The solution they chose was the Cisco® 1000 Series Aggregation Services Routers (ASRs): the ASR 1004 for Scripps Networks Interactive’ headquarters and ASR 1001s for the other nine sites. Norton and his colleagues looked at competitive solutions, he explains, but they chose Cisco ASRs for several reasons.
“The volume of video people are consuming is growing. The ways they consume it are proliferating, and no matter what the channel, they expect the quality to be as good as cable. Our goal is to be ready to meet those demands. With our Cisco ASRs, we are.” — Jason Norton, Director of Telecommunications, Scripps Networks Interactive
With a network built largely on Cisco equipment, the Scripps IT staff was already very familiar with Cisco technology, reliability, and support. “But the essential element that sold us on the Cisco 1000-series ASRs, in addition to their versatility and sheer horsepower, was the embedded quality of service (QoS) control they offer,” says Norton.
QoS, a key feature of Cisco medianet solutions, automatically recognizes all the various types and requirements of files and devices in media-rich environments such as Scripps’ and manages files, bandwidth allocation, and traffic priorities accordingly.
“Remember, we’re building a network to do more than push our programming from one site to another,” says Norton. “We’re transporting all kinds of streaming media for all kinds of purposes, from training to video collaboration. We’re starting to deploy video phones to the desktop. And all that is on top of our everyday data and business applications and voice.
“To deliver it all without compromise, with no choppy voice communications, no jittery video, we need comprehensive QoS control to differentiate, prioritize, and manage the many types of video and other media and data on the network.”
Business Results
According to Norton, Scripps Networks Interactive is just starting to ramp up the volume of streaming media across its Cisco ASR-based network. But he can cite at least one performance metric that already gives him great confidence. “The new routers’ central processing units are running at about 2 percent of their capacity,” he says. “That’s versus the 80 percent of capacity we saw with our old routers most of the time.”

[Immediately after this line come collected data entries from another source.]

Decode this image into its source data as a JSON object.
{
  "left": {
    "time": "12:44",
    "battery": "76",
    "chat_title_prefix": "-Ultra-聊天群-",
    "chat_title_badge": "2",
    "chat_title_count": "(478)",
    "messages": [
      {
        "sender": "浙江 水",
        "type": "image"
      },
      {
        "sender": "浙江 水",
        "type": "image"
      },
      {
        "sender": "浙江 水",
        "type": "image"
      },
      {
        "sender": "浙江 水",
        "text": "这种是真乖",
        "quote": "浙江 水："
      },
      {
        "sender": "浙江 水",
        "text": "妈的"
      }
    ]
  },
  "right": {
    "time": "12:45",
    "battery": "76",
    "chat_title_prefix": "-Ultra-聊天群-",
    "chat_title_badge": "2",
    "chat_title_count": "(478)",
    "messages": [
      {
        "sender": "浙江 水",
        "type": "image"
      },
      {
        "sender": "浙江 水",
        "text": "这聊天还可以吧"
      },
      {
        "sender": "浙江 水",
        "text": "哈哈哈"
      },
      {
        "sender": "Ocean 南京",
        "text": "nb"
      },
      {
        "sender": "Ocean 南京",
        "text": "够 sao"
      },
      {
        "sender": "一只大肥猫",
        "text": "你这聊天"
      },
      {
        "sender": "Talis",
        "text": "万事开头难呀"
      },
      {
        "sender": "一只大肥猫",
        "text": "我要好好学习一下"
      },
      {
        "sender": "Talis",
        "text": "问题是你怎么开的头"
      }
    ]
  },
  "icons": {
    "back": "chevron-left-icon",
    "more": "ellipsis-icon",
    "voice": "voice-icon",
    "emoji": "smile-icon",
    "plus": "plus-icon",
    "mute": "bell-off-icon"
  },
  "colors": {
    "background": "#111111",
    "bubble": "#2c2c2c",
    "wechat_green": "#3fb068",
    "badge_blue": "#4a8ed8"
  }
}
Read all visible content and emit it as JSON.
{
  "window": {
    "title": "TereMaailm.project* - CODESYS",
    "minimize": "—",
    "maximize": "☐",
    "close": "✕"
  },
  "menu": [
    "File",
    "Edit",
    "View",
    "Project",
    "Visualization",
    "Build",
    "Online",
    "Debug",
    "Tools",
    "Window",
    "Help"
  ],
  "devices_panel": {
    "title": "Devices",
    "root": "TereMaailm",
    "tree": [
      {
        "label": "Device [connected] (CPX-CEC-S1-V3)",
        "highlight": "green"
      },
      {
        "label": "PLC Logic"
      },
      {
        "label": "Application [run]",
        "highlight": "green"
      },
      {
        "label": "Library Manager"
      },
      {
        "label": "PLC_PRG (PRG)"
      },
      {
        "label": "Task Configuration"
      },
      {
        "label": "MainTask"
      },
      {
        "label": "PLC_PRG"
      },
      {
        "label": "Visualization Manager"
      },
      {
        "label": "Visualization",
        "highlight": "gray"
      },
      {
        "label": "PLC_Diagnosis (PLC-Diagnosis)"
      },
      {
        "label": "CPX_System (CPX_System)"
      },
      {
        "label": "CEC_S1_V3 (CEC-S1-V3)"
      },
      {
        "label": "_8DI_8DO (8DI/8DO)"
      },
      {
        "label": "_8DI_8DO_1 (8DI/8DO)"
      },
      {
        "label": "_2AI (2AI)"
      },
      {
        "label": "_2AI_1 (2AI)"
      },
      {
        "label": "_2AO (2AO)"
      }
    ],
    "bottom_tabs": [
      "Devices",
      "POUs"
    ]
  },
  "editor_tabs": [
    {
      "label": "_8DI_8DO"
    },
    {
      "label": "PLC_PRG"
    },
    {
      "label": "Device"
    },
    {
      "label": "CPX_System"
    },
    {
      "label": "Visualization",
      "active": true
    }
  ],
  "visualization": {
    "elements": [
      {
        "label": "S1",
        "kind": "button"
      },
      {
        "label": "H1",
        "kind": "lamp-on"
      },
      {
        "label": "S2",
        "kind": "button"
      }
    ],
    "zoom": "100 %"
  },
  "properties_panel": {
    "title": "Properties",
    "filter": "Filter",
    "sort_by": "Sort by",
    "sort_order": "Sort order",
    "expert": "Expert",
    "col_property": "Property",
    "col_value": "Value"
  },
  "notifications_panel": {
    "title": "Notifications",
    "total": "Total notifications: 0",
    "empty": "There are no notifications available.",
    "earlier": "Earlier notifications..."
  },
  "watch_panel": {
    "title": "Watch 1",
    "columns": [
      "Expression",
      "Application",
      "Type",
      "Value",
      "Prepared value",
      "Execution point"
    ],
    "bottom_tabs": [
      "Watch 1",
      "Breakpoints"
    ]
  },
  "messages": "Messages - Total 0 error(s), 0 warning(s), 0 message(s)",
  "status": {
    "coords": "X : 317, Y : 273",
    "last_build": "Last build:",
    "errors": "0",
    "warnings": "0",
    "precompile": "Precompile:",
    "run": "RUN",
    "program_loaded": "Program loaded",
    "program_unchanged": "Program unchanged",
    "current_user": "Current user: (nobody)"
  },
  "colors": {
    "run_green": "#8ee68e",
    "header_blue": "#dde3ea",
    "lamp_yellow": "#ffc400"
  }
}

That leaves plenty of margin for future traffic growth on the company’s media-rich network, and Norton makes it clear that the future is what Scripps is building its network for.
Although standard models of media distribution such as cable and satellite are still dominant, he explains, web-based models such as Netflix and Hulu represent the future of how consumers will consume TV and other media.
“The world is moving toward a ‘TV everywhere’ model. In our industry, that means you’ll soon have to have your content in digital form and ready for distribution to anybody, anywhere, on any device,” Norton says.
“The volume of video people are consuming is growing. The ways they consume it are proliferating, and no matter what the channel, they expect the quality to be as good as cable. Our goal is to be ready to meet those demands. With our Cisco ASRs, we are.”
At the same time, the people at Scripps Networks Interactive see a business transformation ahead that extends beyond the media industry. Video is “the next big thing” in organizations of all kinds, Norton and his colleagues believe, for training, distributed in-store, teleconferencing, collaboration, and more.
“Our medianet solution is there to serve our own needs as well as our customers’,” says Norton. “I expect to see more and more such media-rich, media-ready networks like ours in enterprises of all kinds.”